Have Boards of Directors Really Changed?

In the April 2007 issue of the Academy of Management Journal, Jim Westphal and Ithai Stern published a thought-provoking study of the labor market for directors of U.S. corporations. They found that directors are more likely to be appointed to other boards if they provide advice to the CEO frequently. That is the good news. The bad news is that directors are more likely to gain new appointments to other boards if they engage in a low level of monitoring and control activity with regard to strategic decision-making by the CEO and his/her management team. After the corporate scandals of Enron, Worldcom, and others, we saw the implementation of many corporate governance reforms intended to strengthen the monitoring and control activities of boards of directors. Yet, Westphal and Stern discovered that their findings hold even in the post-Enron era. The bad news does not end there. The scholars also find that women and minorities "are punished more for engaging in monitoring and control behavior." Those findings also hold in the post-Enron era. What do I conclude from this finding? We have focused far too much effort on structural reforms at the board level, rather than focusing on board process. Board chairmen and lead directors need to develop processes that stimulate open dialogue and induce constructive debate in the boardroom. We cannot simply expect a vigorous exchange of views because we have appointed a certain percentage of outside directors. Pressures for conformity will arise, even among a highly capable group of directors who are properly nominated and selected.

1 comment:

Unknown said...

Here's my 2 cents, old professor @ HBS!

ATTITUDE REFLECTS LEADERSHIP. I am a Sales Client Rep at IBM, and once every qtr I gather with my brand reps who support me (hardware, software, and services). We have informal dialogue on what accounts they are having trouble breaking into, and we also talk about how I as a client rep can do a better job getting them into accounts and maintaining relationships there. Even though I have positional power in terms of account ownership, I let them know that it is open season regarding comments/concerns they have at these accounts. I let them argue with me and others freely.

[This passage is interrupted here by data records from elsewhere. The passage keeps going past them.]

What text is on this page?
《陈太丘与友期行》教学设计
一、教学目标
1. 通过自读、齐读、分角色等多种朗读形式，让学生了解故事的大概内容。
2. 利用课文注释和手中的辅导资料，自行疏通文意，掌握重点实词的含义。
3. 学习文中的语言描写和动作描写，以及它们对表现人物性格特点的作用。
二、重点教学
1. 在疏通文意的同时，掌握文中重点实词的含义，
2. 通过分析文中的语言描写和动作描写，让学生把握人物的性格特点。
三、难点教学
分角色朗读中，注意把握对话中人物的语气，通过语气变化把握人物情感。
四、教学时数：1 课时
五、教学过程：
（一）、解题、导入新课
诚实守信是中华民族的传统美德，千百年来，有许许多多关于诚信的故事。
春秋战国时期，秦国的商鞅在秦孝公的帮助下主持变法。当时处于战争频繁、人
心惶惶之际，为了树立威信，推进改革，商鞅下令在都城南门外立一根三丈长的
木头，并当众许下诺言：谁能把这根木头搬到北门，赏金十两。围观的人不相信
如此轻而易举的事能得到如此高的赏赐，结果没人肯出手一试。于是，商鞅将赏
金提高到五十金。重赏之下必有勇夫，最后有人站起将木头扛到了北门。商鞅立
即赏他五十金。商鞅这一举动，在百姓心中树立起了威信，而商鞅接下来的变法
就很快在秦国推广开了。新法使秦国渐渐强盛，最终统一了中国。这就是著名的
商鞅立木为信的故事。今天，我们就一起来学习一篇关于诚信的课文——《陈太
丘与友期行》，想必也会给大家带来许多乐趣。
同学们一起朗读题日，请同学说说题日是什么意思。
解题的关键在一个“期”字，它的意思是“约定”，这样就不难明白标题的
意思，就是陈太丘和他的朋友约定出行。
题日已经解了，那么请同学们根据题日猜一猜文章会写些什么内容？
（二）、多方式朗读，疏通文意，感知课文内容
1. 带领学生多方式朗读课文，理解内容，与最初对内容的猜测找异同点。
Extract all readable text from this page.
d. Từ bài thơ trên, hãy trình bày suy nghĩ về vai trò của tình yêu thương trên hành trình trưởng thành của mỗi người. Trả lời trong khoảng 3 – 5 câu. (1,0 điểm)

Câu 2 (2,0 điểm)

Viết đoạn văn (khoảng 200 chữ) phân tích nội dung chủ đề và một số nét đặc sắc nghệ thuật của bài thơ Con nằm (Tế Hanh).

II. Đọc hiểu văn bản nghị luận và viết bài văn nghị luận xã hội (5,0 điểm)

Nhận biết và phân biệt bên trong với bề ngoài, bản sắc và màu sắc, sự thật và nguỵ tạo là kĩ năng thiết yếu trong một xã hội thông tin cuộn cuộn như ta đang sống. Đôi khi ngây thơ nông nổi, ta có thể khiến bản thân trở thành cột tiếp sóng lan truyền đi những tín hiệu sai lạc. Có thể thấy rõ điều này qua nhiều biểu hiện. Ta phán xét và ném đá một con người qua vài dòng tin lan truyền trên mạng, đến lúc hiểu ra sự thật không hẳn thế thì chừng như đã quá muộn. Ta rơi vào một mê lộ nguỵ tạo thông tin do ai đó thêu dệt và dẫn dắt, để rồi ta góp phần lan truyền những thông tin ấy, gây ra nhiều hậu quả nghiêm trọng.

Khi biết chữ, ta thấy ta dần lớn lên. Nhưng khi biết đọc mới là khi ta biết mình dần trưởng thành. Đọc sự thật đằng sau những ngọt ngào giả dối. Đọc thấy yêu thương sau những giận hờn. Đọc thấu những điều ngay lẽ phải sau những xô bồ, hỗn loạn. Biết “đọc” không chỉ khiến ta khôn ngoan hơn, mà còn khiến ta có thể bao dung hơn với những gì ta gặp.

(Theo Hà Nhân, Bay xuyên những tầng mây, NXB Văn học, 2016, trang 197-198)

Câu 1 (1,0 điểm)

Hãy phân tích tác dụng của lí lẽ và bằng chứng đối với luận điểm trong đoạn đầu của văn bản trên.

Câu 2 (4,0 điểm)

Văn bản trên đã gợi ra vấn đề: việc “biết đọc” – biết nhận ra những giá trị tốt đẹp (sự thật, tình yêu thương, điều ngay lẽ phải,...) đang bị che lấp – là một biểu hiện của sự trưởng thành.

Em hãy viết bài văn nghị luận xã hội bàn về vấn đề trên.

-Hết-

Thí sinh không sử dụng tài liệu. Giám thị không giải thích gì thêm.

On the board level, Mike, I think you MUST have a Chairwoman/man who sets the tone of 'dissent and conflict are part of the job.' I have never sat on a board (well, does a wooden park bench count?)but I imagine when you get busy and high-powered execs together at these meetings there may exist a 'lemming-like' mentality.

While this sounds silly, I think once a qtr the Chairwoman/man should gather the troops and do team-building excercises where the board is split into teams and forced to compete against one another! Heard of the Richard Pettty Driving School (google it)? Well, I convinced my boss to think about taking the team out to compete in NASCAR pit-crew competition @ Atlanta Motor Speedway so that we can get comfortable competing against one another. I think this friendly competition translates into a comfortable atmosphere when it is time to get down to business in the conference room.

I agree with you that Board leadership need to stimulate open dialogue, and I am just giving you a concrete example of how they can do this. The problem; who will take my Mickey-Mouse Advice? These leaders are busy people and I worry that no time will be made ON A QTRLY basis where they can engage in these excercises as a group.